Fairchild Semiconductor, a supplier of high performance power and mobile products, today announced it will eliminate its internal five-inch and significantly reduce six-inch wafer fabrication lines, resulting in the closure of its manufacturing and assembly facilities in West Jordan, Utah and Penang, Malaysia, as well as the remaining five-inch wafer fabrication lines in Bucheon, South Korea.
Following the moves, Fairchild will operate production lines using eight-inch wafers in Maine and Pennsylvania, and retain one six-inch factory in Bucheon.
“Fairchild will also continue operating assembly and test facilities in Cebu, Philippines and Suzhou, China,” said Mark Thompson, Fairchild’s chairman and CEO.
In its official release, Fairchild said these cuts are a part of Fairchild’s ongoing initiative to enhance manufacturing capabilities, improve product quality, and lower costs resulting in greater supply chain flexibility and responsiveness for our customers.
Closures of both facilities and Fairchild’s remaining five-inch wafer fabrication lines in Bucheon, South Korea, are planned to occur from Q2 to Q4 2015.
“An adaptive supply chain must be the foundation of any global manufacturer’s operations in the increasingly dynamic semiconductor solutions market,” said Mr. Thompson. “The realignment we are announcing today will maximize the utilization of eight-inch factories and reduce the complexity of our manufacturing footprint, while creating the flexibility to support ongoing customer demand through a greater use of external manufacturing sources. Fairchild will continue operating eight-inch wafer fabrication lines in South Portland, Maine and Mountain Top, Pennsylvania, as well as the Bucheon six- and eight-inch fabrication lines.”
Through the combined actions, Fairchild expects to incur approximately $36 million in cash restructuring and other costs. The company also plans to record during the closure process non-cash charges of approximately $25 million for accelerated depreciation. Once completed, the company expects to realize annual savings of approximately $45 to $55 million from a second quarter of 2014 financial baseline.

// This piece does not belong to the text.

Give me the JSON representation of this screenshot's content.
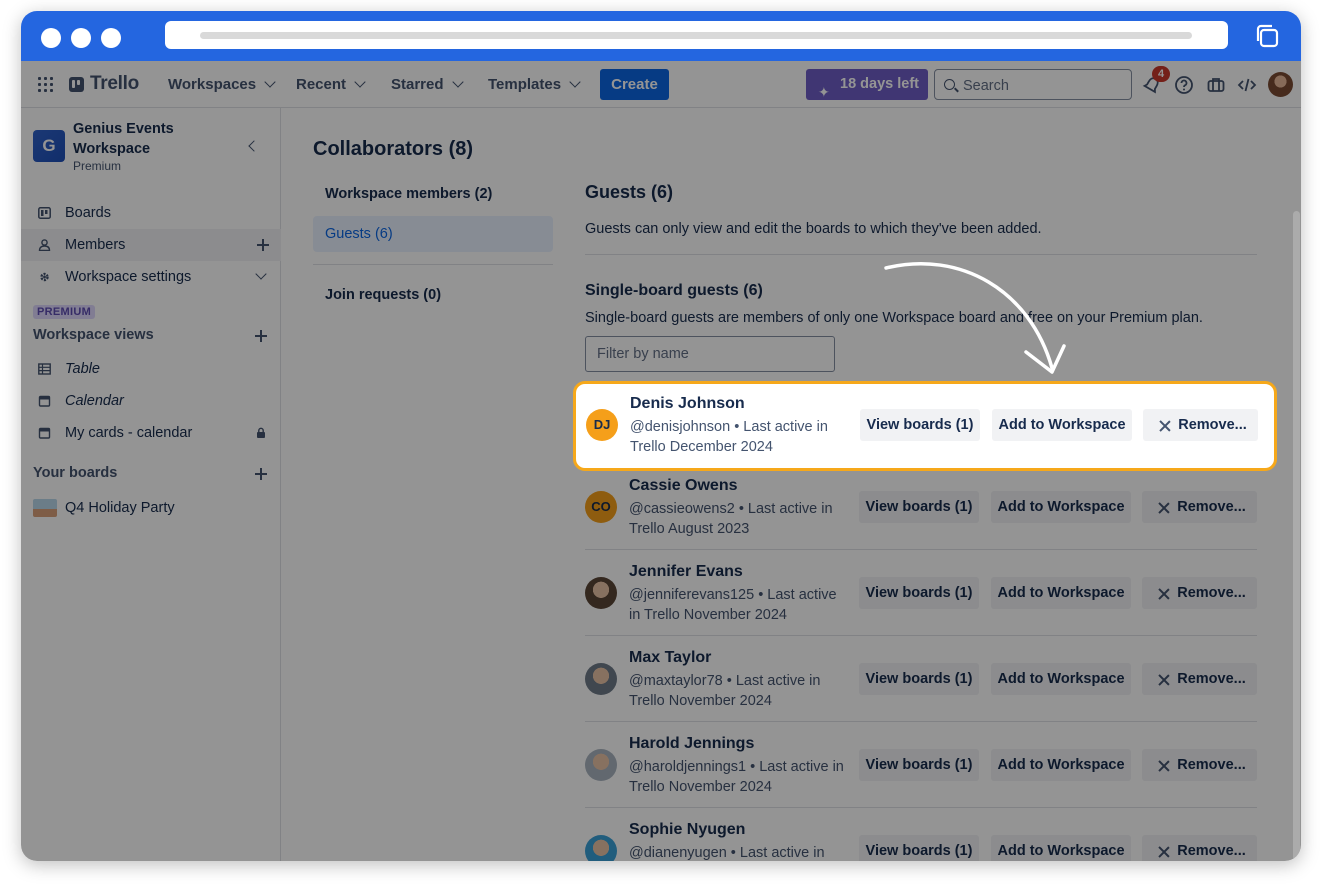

Of these estimated savings, approximately 75 percent are expected to be cash savings, with the balance attributable to lower depreciation costs.
Surprised that for 5″ and 6″ Fabs they would have 25 million in depreciation still.

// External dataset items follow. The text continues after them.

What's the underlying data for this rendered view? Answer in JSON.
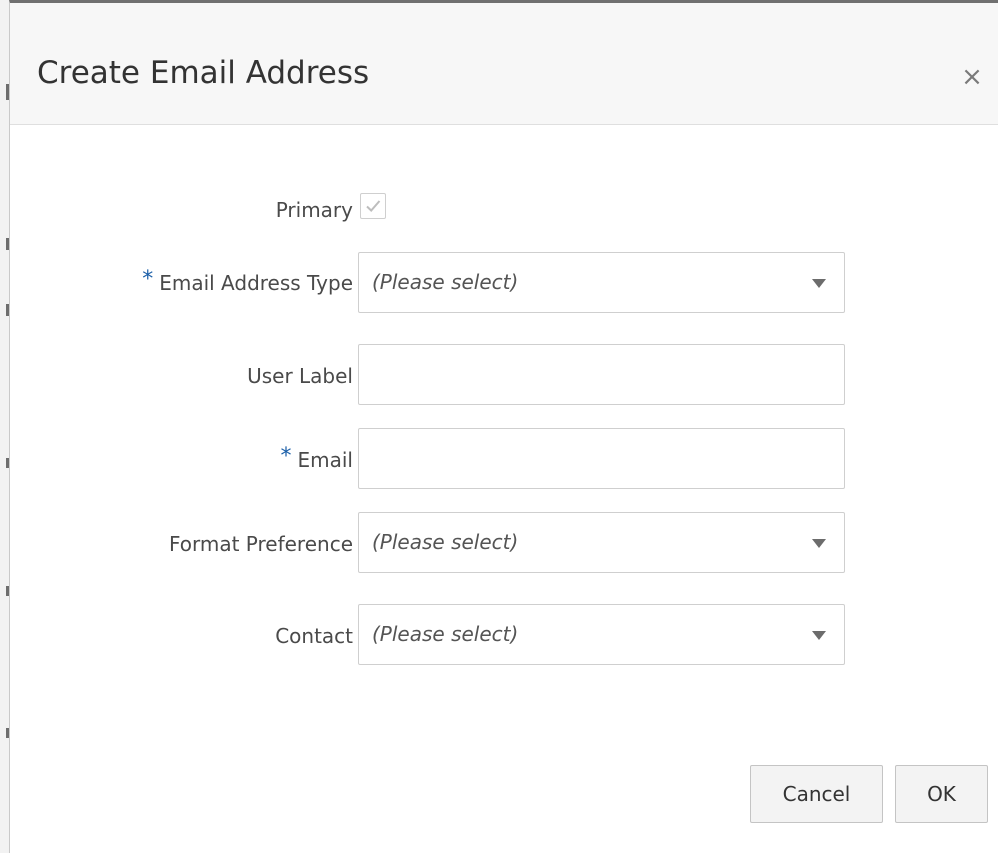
{
  "dialog": {
    "title": "Create Email Address",
    "close_glyph": "×"
  },
  "form": {
    "primary": {
      "label": "Primary",
      "checked": true
    },
    "email_address_type": {
      "required_mark": "*",
      "label": "Email Address Type",
      "value": "(Please select)"
    },
    "user_label": {
      "label": "User Label",
      "value": ""
    },
    "email": {
      "required_mark": "*",
      "label": "Email",
      "value": ""
    },
    "format_preference": {
      "label": "Format Preference",
      "value": "(Please select)"
    },
    "contact": {
      "label": "Contact",
      "value": "(Please select)"
    }
  },
  "buttons": {
    "cancel": "Cancel",
    "ok": "OK"
  },
  "icons": {
    "close": "close-icon",
    "checkmark": "checkmark-icon",
    "dropdown": "chevron-down-icon"
  },
  "colors": {
    "required_star": "#1b5fa8",
    "header_bg": "#f7f7f7"
  }
}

My guess is Faiirchild is acquired in 12 months
Agree with Bill, acquisition target rumors and behavior. Depreciation games like multi-year R/D status before triggering depreciation were common in past decades even if its only a few expensive upgrades in trench tools or thin wafer technology. Moving back East continues a trend from West to East in chip making (GF fabs in NY state, West Coast going fabless) East coast needs jobs, has no earthquakes, has lots of water, aging power grid that needs major update, shorter commutes than West for EV’s.

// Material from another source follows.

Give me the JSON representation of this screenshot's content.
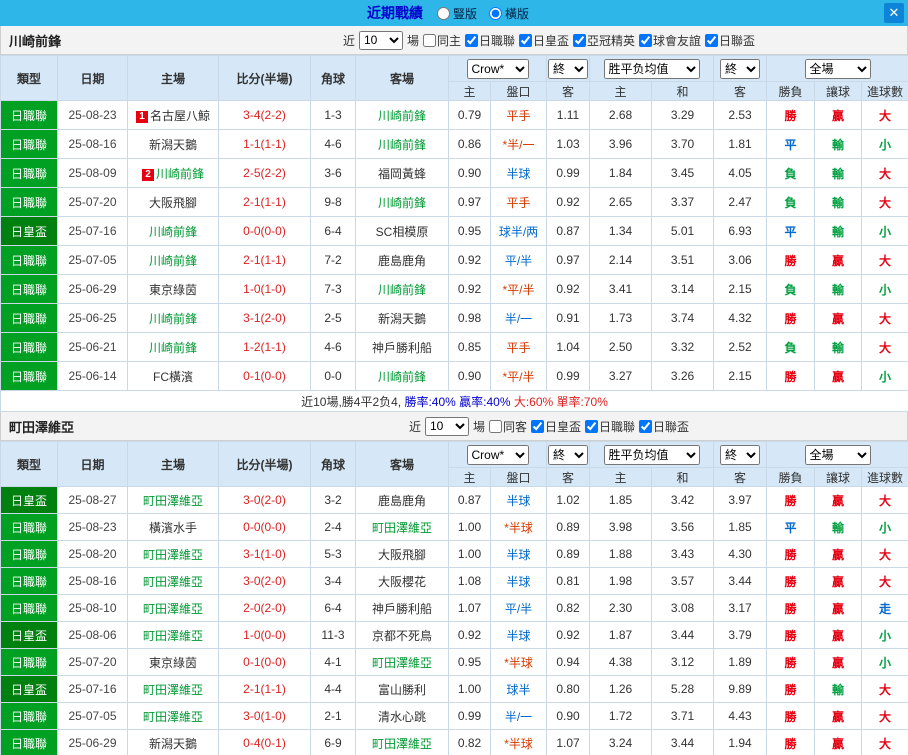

5 and 6 inch wafers are fine for high product mix, small moderate power die, or old mil parts but for higher volume lower mix larger die the 200 and 300 mm fab guys win in my opinion. Infineon had been looking at many power chip makers but got better deal all around with IR for now? After Fairchild leans down, and Infineon gets past any US anti-trust issues absorbing IR, then they could pick up part or all of Fairchild unless they are more interested in more of the GaN on Si IP out there next. Looks like an interesting start for 2015-16 surge. With current drought in West,but great design innovation talent, the design-and-test-only fabless operations are what Western US does best.
The only surprise here is that Fairchild has survived that long. They have an ongoing tradition of kicking out their best innovators (Intel was started by people from Fairchild who were told that the idea of a CPU on a single chip is useless ans cannot work) and wasting their greatest discoveries (CCD image sensors were invented in Fairchild, but they thought that there was no business there and just wasted their lead).
CCDs were invented at Bells labs, not Fairchild in 1969. Fairchild did make the first commercial device, mainly because ex-Bell lab researcher Gil Amelio went to Fairchild shortly after Boyce and Smith’s initial invention. Lots of great inventions went the same way. The computer mouse was commercialized by…… Xerox?.
I have always liked Fairchild Semi, in both of its incarnations, but in recent years I’ve become a much more enthusiastic fan. I have liked their new parts offerings, but one of the big things I like about them is that in general they don’t play the “discontinue older parts” game.
Often other companies discontinue parts, not because they aren’t successful and still popular, but because they have shut down a specific fab where they were made and they don’t want to invest in re-engineering the part for another fab. This is especially true of “analog” parts made in smaller fabs.
I’m hoping and praying that none of my favorite Fairchild parts will suffer the same fate, as they close these three small fab lines!!